Instances table just carries the additional fields.


 class Instance(BASE, NovaBase):
     """Represents a guest vm."""
.... 
     instance_type = Column(String(255))
+    cpu_arch = Column(String(255), default='x86_64')
+    cpu_info = Column(String(255), default='')
+    xpu_arch = Column(String(255), default='')
+    xpu_info = Column(String(255), default='')
+    xpus = Column(Integer, default=0)
+    net_arch = Column(String(255), default='')
+    net_info = Column(String(255), default='')
+     net_mbps = Column(Integer, default=0)


Implementation

This section should describe a plan of action (the "how") to implement the changes discussed.

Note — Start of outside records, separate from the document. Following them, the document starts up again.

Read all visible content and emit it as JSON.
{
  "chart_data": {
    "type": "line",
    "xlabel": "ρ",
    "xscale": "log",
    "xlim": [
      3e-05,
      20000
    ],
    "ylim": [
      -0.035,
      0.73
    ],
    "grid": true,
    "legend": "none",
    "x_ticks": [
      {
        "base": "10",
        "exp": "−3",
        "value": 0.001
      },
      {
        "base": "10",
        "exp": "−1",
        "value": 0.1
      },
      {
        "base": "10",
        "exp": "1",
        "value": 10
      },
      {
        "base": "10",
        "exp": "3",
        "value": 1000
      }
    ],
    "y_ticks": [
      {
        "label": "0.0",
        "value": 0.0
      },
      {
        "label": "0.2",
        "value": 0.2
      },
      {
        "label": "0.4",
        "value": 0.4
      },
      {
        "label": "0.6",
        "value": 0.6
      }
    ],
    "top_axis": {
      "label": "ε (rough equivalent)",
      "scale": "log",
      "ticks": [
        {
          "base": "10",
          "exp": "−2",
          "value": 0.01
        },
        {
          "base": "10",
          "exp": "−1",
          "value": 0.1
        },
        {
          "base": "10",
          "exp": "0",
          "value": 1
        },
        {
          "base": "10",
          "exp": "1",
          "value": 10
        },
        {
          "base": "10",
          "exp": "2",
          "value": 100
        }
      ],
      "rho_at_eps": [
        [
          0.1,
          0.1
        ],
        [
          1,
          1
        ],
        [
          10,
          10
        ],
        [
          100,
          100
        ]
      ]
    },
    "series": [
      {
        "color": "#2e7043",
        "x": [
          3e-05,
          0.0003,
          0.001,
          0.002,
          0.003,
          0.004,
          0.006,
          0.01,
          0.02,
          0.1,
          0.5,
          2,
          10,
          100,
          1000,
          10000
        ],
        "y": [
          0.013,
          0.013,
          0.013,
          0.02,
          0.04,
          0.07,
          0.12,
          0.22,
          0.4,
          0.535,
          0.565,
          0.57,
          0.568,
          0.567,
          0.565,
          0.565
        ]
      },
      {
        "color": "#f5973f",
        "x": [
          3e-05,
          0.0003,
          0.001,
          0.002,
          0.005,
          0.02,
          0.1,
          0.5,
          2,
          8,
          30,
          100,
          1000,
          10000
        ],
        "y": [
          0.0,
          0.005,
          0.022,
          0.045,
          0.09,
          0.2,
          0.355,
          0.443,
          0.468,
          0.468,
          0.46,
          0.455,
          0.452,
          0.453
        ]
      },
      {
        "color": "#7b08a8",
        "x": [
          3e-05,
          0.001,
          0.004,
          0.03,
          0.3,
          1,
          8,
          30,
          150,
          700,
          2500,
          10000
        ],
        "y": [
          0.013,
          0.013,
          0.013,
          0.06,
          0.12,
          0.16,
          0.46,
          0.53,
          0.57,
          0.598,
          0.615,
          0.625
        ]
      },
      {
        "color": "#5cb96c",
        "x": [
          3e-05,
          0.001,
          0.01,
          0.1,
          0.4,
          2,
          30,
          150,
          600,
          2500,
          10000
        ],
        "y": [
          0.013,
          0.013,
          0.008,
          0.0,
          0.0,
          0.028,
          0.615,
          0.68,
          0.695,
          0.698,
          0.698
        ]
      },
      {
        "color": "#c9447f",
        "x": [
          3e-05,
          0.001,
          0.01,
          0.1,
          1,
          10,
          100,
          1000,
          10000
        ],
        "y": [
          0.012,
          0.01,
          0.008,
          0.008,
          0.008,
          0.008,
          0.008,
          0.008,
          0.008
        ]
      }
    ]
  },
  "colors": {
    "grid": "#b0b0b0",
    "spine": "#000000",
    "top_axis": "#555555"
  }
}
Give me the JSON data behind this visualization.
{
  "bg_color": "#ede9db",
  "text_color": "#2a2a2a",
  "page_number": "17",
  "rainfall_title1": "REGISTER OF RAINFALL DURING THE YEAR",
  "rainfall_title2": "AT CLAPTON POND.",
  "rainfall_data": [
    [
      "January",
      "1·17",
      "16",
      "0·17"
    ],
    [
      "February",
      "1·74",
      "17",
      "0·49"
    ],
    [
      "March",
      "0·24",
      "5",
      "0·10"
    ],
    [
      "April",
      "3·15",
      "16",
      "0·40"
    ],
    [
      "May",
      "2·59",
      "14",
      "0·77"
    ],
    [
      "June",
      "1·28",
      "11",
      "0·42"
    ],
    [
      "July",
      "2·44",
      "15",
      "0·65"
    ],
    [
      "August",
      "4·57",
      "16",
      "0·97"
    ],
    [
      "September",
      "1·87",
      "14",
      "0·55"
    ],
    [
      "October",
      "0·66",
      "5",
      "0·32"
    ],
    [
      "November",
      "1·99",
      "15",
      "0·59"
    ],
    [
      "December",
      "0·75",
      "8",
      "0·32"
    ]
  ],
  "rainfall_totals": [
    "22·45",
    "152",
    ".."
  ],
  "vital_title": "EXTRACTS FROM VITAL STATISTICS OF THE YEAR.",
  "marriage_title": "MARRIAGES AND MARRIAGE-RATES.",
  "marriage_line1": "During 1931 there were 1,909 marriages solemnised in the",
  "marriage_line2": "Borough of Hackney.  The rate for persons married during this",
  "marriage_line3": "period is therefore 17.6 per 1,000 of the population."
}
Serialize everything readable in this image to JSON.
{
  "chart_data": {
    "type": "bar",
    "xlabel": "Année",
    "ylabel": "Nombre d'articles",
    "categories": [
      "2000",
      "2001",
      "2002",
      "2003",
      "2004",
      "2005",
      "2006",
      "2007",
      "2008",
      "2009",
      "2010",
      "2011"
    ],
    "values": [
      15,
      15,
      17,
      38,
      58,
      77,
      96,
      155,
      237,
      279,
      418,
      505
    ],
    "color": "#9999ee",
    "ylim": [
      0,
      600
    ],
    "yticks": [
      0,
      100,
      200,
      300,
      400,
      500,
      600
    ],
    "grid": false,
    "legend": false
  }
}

Could include subsections like:

UI Changes

Ideally, we should add the fields to nova-manage

Code Changes

Code changes should include an overview of what needs to change, and in some cases even the specific details.

TBD:

Migration

Include:

  • data migration, if any
  • redirects from old URLs to new ones, if any
  • how users will be pointed to the new way of doing things, if necessary.

Test/Demo Plan

This need not be added or completed until the specification is nearing beta.

Unresolved issues

This should highlight any issues that should be addressed in further specifications, and not problems with the specification itself; since any specification with problems cannot be approved.

BoF agenda and discussion

Use this section to take notes during the BoF; if you keep it in the approved spec, use it for summarising what was discussed and note any options that were rejected.